Luminescence in a semiconductor results when an electron in the conduction band recombines with a hole in the valence band. The difference energy (band gap) of this transition can be emitted in form of a photon. The energy (color) of the photon, and the probability that a photon and not a phonon will be emitted, depends on the material, its purity, and the presence of defects. First, the electron has to be excited from the valence band into the conduction band. In cathodoluminescence, this occurs as the result of an impinging high energy electron beam onto a semiconductor. However, these primary electrons carry far too much energy to directly excite electrons.

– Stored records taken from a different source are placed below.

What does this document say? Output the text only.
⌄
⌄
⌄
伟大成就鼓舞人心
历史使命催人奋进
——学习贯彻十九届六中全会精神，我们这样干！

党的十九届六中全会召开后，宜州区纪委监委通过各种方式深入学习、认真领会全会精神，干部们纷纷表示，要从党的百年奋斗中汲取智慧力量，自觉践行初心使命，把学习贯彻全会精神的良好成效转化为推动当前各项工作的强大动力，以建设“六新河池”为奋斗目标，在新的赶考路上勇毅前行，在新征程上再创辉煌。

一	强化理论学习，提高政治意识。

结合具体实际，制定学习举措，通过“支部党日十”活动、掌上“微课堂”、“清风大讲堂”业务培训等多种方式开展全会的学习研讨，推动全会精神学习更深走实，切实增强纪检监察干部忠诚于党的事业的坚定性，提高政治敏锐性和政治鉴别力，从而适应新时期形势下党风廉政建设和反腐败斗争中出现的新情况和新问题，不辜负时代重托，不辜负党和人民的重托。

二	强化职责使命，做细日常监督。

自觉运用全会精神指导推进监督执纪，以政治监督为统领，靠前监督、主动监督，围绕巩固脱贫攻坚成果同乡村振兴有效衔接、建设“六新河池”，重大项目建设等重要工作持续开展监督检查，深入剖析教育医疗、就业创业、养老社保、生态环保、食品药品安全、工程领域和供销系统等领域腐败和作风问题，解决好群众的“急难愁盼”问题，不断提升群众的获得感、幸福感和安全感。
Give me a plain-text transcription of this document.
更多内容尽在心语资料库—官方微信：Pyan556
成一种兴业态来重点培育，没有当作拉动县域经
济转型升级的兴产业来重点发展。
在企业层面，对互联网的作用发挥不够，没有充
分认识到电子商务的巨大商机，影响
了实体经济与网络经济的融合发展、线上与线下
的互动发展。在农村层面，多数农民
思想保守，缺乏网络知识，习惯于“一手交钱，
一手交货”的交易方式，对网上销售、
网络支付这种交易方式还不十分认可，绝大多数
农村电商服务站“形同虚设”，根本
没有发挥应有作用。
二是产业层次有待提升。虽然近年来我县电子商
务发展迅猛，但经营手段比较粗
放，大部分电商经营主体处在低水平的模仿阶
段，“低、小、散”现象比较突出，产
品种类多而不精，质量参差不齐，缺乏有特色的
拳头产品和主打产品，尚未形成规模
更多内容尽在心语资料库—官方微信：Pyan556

Instead, the inelastic scattering of the primary electrons in the crystal leads to the emission of secondary electrons, Auger electrons and X-rays, which in turn can scatter as well. Such a cascade of scattering events leads to up to 10^{3} secondary electrons per incident electron. These secondary electrons can excite valence electrons into the conduction band when they have a kinetic energy about three times the band gap energy of the material $(E_{kin}\approx 3 E_g)$. From there the electron recombines with a hole in the valence band and creates a photon. The excess energy is transferred to phonons and thus heats the lattice. One of the advantages of excitation with an electron beam is that the band gap energy of materials that are investigated is not limited by the energy of the incident light as in the case of photoluminescence. Therefore, in cathodoluminescence, the "semiconductor" examined can, in fact, be almost any non-metallic material. In terms of band structure, classical semiconductors, insulators, ceramics, gemstones, minerals, and glasses can be treated the same way.

== Microscopy ==

Thin section of quartz from a hydrothermal vein - left in CL and right in transmitted light

In geology, mineralogy, materials science and semiconductor engineering, a scanning electron microscope (SEM) fitted with a cathodoluminescence detector, or an optical cathodoluminescence microscope, may be used to examine internal structures of semiconductors, rocks, ceramics, glass, etc. in order to get information on the composition, growth and quality of the material.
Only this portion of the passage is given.